Many of our competitors view their HSA businesses as non-core functions. We believe more of them will look to divest these assets and, in certain cases, be limited from making acquisitions due to depository capital requirements. We intend to continue to pursue acquisitions of complementary assets and businesses that we believe will strengthen our platform.


As a passive and non-passive non-bank custodian, the Company must maintain net worth (assets minus liabilities) greater than 2% of passive custodial funds held at each calendar year-end and 4% of the non-passive custodial funds held at each calendar year-end in order to take on additional custodial assets. As of December 31, 2017, the Company’s year-end for trust and tax purposes, the net worth of the Company exceeded the required thresholds.

There is also the risk of data privacy loss – which would materially impact the company.

There is also the risk that any Network Partner (such as an employer) could pull out of HSA, HRA, FSA programs – which would reduce the tax benefits for these accounts… or the reliance on such programs reduces… which would materially impact the financials of the company.

Increased focus on HSA-favorable healthcare regulatory reforms may create renewed interest and investment by our competitors in their HSA offerings and lead to greater competition, which could make it harder for us to maintain our growth trajectory. Our competitors may also offer reduced fee or no-fee HSAs, which may permit them to increase market share in our market and lead to customer and Network Partner attrition, or cause us to reduce our fees; and this risk could be compounded if legal requirements or administrative rules are interpreted in a way that makes compliance more onerous for us than for our competitors.
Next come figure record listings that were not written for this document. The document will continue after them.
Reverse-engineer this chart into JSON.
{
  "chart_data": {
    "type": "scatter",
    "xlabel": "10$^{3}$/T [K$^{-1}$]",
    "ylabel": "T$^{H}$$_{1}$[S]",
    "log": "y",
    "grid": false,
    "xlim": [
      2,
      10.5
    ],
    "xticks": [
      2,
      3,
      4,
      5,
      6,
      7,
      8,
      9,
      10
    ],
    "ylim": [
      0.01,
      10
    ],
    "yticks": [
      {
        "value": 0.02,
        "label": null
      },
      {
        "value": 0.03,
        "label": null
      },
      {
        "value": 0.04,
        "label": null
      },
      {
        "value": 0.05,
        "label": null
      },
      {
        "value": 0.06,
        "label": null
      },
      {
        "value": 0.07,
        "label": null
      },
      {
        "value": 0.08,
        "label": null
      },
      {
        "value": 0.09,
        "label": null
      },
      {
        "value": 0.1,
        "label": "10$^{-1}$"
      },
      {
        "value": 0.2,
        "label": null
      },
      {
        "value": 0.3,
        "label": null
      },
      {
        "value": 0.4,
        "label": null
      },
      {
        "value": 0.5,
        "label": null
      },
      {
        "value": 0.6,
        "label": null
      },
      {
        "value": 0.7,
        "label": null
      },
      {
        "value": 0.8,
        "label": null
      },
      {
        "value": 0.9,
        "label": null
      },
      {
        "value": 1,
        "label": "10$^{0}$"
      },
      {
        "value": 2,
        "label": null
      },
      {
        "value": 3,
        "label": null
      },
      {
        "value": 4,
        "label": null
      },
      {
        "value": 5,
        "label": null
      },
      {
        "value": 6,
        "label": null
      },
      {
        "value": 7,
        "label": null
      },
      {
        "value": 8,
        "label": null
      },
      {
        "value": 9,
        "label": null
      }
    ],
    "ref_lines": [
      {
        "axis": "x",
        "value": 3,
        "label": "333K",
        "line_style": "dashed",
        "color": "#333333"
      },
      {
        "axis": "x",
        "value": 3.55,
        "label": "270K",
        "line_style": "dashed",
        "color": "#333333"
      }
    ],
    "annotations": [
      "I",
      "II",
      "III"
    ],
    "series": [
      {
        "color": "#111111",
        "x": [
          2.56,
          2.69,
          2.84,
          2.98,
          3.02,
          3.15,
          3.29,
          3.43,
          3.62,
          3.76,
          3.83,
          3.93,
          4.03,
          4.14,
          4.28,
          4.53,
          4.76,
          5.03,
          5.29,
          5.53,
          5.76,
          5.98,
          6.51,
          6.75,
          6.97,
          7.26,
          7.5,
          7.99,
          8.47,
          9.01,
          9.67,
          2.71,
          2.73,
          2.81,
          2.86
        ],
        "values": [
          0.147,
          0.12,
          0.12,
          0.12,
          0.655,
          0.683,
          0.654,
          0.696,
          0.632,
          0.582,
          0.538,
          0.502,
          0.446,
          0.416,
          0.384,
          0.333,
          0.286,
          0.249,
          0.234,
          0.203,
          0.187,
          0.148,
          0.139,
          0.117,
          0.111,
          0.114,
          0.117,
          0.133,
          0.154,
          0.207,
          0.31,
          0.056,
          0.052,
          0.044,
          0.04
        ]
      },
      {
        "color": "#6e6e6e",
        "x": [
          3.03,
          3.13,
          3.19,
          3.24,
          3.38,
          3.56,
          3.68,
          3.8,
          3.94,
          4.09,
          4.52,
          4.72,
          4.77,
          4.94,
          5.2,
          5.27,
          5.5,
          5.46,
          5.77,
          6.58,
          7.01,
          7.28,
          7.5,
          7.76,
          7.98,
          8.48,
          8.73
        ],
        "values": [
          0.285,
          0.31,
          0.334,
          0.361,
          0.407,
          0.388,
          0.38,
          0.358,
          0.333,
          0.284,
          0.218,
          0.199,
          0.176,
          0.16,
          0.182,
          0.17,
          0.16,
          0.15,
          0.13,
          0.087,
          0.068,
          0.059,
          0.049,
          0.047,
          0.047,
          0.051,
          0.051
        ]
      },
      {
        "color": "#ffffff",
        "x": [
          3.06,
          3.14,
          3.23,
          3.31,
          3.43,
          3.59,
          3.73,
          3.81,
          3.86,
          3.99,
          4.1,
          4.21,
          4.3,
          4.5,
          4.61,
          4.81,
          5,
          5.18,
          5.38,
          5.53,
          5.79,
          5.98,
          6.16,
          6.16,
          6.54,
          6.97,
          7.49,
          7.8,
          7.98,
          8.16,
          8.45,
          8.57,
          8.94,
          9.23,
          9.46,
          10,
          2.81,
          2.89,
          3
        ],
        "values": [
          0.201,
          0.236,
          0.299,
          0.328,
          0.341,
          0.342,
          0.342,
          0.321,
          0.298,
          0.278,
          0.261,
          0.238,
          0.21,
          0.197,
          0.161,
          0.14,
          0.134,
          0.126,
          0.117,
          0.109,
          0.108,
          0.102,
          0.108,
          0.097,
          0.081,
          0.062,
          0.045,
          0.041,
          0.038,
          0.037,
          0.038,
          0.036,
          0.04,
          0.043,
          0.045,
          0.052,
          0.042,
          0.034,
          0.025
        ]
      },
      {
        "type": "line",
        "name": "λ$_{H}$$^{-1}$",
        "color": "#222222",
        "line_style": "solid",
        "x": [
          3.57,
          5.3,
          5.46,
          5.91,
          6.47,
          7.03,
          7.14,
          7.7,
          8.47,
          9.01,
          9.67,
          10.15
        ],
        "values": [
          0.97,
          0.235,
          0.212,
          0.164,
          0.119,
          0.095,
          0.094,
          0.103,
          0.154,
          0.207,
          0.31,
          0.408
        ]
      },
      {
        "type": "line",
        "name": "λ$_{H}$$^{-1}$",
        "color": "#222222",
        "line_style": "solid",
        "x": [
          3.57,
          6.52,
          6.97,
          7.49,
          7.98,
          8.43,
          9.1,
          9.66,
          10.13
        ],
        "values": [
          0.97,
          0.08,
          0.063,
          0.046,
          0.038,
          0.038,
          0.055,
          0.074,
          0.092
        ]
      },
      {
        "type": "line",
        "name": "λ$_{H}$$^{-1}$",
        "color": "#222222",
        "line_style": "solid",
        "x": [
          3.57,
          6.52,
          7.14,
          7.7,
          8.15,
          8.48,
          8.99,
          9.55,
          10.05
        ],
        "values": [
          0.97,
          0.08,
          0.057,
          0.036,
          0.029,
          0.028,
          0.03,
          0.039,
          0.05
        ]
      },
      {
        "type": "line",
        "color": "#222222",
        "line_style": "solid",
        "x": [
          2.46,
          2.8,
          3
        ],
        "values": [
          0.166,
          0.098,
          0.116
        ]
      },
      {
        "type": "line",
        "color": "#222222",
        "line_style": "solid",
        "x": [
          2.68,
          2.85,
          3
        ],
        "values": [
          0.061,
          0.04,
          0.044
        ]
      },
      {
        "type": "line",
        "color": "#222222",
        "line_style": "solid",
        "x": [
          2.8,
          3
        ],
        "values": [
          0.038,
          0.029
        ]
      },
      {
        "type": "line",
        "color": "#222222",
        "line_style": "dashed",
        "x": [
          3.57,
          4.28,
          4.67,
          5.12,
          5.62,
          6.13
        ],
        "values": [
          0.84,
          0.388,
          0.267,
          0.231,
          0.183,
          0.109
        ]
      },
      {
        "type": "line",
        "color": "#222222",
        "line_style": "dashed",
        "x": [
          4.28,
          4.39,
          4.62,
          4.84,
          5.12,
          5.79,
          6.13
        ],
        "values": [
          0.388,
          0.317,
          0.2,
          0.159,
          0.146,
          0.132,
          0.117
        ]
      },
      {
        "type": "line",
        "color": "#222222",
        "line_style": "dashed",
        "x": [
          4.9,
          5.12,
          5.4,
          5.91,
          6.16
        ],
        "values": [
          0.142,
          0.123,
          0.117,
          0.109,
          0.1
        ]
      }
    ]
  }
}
If our members do not continue to utilize our payment cards, our results of operations, business and prospects would be materially adversely affected. We derived 22%, 23% and 22% of our total revenue during the years ended January 31, 2018, 2017 and 2016, respectively, from fees that are paid to us when our customers utilize our payment cards.


Such a company does not come cheap. EV/EBITDA has been hovering averagely around 41 times.
If we use the exit multiple approach, using a EV/EBITDA at the lower end around 36.33x and a FY2020 EBITDA estimate of 135.64 (with a expectancy of close to 90%)… we derive a expected fair value of $87.95, a 25.20% potential gain at the current price of $70.25. We conclude that at this price, it is only slightly undervalued or close to fair valued and we are waiting for a significantly larger dip before swooping in!
If we look at comps (S&P 400 Health Care Sector GICS Level 1 Index), we see that our EV/EBITDA is on a higher level (almost double) than the benchmark – thereby indicating fair value due to its premia.

We also compare PE and see the same thing.

We conclude that at this price, it is only slightly undervalued or close to fair valued and we are waiting for a significantly larger dip before swooping in!